Gemeinden
13.12.2021

«Es geht um wirtschaftlichen Erfolg»

Nachhaltigkeit, Energiewende und CO2-Foodprint. Das sind Schlagwörter der nächsten Jahrzehnte. Andreas Umbach, Präsident der Zuger Wirtschaftskammer, erklärt, was das für die Wirtschaft in der Region bedeutet.

Von: Florian Hofer

Andreas Umbach, die «Green Check Zug»-Studie hat einiges an Sprengkraft. Denn sie zeigt, dass nachhaltiges Handelnauch im lokalen Bereich möglichist. Müssen sich Zuger Firmenalso mehr anstrengen, um die ambitionierten Klimaziele zu erreichen?

Nachhaltigkeit und die Verringerung des CO2-Ausstosses sind schon heute Topthemen in vielen grossen Unternehmen. Dazu kommt, dass es inzwischen auch eine gesellschaftliche Erwartungshaltung gibt, die man deutlich spürt.

In welchen Bereichen gibt es Potenzial hier vor Ort, um etwas zu tun?

Das ist vor allem in den ­Bereichen Energieeffizienz an alten Gebäuden, Elektromobilität und Fotovoltaik auf den Zuger Dächern der Fall. Dort ist das Potenzial besonders gross.
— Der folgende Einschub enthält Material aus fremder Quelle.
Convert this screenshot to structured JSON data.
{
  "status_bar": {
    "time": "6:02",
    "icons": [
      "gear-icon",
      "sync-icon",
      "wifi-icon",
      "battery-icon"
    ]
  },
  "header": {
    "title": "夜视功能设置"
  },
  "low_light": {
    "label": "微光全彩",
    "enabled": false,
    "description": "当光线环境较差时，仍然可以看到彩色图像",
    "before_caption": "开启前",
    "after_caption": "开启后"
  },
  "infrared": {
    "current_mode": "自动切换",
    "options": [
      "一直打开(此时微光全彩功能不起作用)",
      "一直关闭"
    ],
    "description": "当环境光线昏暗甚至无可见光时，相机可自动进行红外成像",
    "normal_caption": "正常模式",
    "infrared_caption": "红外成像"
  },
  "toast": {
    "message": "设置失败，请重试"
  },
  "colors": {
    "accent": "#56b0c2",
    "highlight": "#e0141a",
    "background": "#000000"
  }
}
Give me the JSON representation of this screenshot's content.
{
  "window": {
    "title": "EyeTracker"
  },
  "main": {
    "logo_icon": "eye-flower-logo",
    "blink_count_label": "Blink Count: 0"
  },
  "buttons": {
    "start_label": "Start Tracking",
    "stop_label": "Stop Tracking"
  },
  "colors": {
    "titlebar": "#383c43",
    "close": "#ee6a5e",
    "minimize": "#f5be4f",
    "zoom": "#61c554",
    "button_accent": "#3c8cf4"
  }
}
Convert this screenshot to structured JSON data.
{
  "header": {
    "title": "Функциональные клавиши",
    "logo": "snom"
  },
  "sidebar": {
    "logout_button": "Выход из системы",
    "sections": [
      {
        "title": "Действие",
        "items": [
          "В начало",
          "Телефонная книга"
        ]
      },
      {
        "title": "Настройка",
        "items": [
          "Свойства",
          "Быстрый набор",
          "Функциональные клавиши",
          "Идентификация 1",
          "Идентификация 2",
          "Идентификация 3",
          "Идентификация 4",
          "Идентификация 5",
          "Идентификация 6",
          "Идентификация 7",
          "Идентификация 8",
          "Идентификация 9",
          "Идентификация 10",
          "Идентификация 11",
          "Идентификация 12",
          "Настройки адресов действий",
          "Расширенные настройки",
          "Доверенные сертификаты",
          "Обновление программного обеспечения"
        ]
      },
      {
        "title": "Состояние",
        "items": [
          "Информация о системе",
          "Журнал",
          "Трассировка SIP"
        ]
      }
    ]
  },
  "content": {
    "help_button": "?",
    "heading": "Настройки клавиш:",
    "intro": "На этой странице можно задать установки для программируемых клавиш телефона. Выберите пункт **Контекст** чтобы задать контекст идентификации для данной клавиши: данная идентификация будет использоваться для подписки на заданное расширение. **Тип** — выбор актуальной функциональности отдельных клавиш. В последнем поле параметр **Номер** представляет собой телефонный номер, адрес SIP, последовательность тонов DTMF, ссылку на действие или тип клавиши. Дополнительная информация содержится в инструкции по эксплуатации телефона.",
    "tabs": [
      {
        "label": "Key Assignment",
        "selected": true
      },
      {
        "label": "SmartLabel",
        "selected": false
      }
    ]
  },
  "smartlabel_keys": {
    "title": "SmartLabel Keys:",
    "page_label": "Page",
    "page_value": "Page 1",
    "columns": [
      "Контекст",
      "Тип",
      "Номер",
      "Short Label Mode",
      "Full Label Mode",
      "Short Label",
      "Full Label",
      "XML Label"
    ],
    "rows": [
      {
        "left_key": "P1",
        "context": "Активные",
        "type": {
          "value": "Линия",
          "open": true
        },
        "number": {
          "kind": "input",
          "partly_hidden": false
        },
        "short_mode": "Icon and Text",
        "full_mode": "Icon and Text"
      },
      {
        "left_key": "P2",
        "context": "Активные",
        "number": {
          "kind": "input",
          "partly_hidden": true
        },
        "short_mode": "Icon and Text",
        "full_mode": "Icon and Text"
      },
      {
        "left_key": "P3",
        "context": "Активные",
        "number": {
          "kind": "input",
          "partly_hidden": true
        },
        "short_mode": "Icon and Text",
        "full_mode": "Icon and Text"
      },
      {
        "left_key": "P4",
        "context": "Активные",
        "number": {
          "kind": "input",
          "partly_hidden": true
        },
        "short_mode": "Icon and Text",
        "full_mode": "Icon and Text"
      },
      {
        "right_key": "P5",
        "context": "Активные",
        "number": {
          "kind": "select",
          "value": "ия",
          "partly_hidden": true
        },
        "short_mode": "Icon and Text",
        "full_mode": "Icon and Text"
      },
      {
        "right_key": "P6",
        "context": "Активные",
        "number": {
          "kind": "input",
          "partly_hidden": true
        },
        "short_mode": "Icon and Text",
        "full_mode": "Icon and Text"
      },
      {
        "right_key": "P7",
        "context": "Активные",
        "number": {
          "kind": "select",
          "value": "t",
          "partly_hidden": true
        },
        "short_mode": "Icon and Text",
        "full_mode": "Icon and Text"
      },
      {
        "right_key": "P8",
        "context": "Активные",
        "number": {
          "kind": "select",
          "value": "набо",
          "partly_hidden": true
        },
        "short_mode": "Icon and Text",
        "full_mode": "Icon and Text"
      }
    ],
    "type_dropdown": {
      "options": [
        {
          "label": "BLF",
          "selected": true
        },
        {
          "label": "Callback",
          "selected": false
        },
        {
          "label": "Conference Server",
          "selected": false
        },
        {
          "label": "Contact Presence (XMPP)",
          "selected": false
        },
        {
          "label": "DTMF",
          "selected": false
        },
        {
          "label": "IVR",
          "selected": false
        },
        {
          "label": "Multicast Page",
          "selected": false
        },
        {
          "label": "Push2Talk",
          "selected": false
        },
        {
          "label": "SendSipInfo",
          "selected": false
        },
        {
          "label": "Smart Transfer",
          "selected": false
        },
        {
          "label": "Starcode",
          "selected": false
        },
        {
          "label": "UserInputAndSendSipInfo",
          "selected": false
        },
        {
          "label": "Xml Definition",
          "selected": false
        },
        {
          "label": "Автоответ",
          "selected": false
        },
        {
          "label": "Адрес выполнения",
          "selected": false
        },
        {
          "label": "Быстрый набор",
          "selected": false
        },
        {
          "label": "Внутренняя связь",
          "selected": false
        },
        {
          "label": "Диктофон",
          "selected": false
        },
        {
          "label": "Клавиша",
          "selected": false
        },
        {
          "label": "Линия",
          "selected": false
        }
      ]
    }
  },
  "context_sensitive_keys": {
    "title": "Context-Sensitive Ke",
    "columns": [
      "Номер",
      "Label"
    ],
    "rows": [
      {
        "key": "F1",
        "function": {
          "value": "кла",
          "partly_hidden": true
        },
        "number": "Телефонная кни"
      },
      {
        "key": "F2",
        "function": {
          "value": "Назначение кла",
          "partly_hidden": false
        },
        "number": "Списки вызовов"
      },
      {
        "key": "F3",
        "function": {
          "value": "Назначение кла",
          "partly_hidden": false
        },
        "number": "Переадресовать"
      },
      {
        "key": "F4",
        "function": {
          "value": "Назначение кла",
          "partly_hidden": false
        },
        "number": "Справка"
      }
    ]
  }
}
Ein Teil meiner Arbeit als Präsident der Zuger Wirtschaftskammer besteht darin, die CO2-Skeptiker davon zu überzeugen, dass fossile Brennstoffe einen extrem schlechten Wirkungsgrad haben. Der steigende Einsatz von Elektrofahrzeugen und Fotovoltaikanlagen wird einen grossen Schub bringen.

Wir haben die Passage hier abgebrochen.